Modelling of HIV viral load and 2-LTR dynamics during high active antiretroviral therapy in a heterogeneous environment

Abstract

This paper is concerned with a diffusive HIV infection model with space-dependent parameters, different infection stages and different classes of antiretroviral drugs, in which the cells are assumed to be comparatively immobile and the viruses obey Fickian diffusion in a continuous bounded domain with a smooth boundary. The aim of this paper is twofold: first, to investigate the combined effect of spatial heterogeneity, viral diffusion and high active antiretroviral therapy on the long-term dynamics of the model; second, to evaluate the effect of treatment intensification with the integrase inhibitor raltegravir on the viral load and 2-LTR dynamics in patients with uninterrupted antiretroviral therapy in a spatially heterogeneous environment.
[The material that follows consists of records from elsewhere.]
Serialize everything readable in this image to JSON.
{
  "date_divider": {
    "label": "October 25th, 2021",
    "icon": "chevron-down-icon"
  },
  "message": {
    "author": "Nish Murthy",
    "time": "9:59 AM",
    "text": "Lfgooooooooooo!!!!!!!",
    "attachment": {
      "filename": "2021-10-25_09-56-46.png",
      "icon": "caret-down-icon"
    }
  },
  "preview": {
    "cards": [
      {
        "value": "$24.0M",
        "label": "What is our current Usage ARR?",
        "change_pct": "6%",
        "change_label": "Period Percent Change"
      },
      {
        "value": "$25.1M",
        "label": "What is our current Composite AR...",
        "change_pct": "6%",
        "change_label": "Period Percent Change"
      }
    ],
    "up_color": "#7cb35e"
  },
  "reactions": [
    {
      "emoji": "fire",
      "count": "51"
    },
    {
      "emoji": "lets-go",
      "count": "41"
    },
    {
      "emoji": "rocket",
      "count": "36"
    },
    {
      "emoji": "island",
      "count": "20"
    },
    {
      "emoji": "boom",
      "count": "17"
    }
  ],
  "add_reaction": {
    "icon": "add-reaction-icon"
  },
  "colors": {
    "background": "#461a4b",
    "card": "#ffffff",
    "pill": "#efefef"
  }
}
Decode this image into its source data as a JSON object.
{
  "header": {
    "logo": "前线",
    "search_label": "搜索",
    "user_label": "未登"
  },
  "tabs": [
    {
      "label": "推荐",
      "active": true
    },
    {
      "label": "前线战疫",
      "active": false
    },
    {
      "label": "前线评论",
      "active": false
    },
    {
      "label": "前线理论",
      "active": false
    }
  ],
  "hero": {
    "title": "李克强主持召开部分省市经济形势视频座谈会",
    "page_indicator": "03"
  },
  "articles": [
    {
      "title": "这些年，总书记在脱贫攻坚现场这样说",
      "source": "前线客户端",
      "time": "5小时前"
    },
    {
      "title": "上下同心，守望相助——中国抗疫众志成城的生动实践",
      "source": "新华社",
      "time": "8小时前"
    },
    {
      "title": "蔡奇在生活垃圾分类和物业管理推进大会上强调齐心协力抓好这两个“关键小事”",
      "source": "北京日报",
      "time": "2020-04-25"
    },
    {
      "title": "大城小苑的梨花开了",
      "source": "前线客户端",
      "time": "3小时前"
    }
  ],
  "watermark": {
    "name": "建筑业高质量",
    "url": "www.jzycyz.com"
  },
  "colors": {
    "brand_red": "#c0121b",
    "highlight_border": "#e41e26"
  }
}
Through mathematical analysis, the basic reproduction ratio is explicitly calculated and determined as a threshold to predict whether the infection is cleared up in the cases of spatial heterogeneity and homogeneity. Besides, the results of numerical simulations show that: (i) both spatial heterogeneity and viral diffusion affect the basic reproduction ratio and the time evolution of viral load at each location; (ii) protease inhibitors may be more effective in reducing viral load than reverse transcriptase inhibitors, although both have the same effect on the basic reproduction ratio; (iii) treatment intensification with raltegravir induces a very minor decrease in viral load and a minor increase in 2-LTR, which implies that ongoing viral replication may not be the source of the persistence of low-level viral load.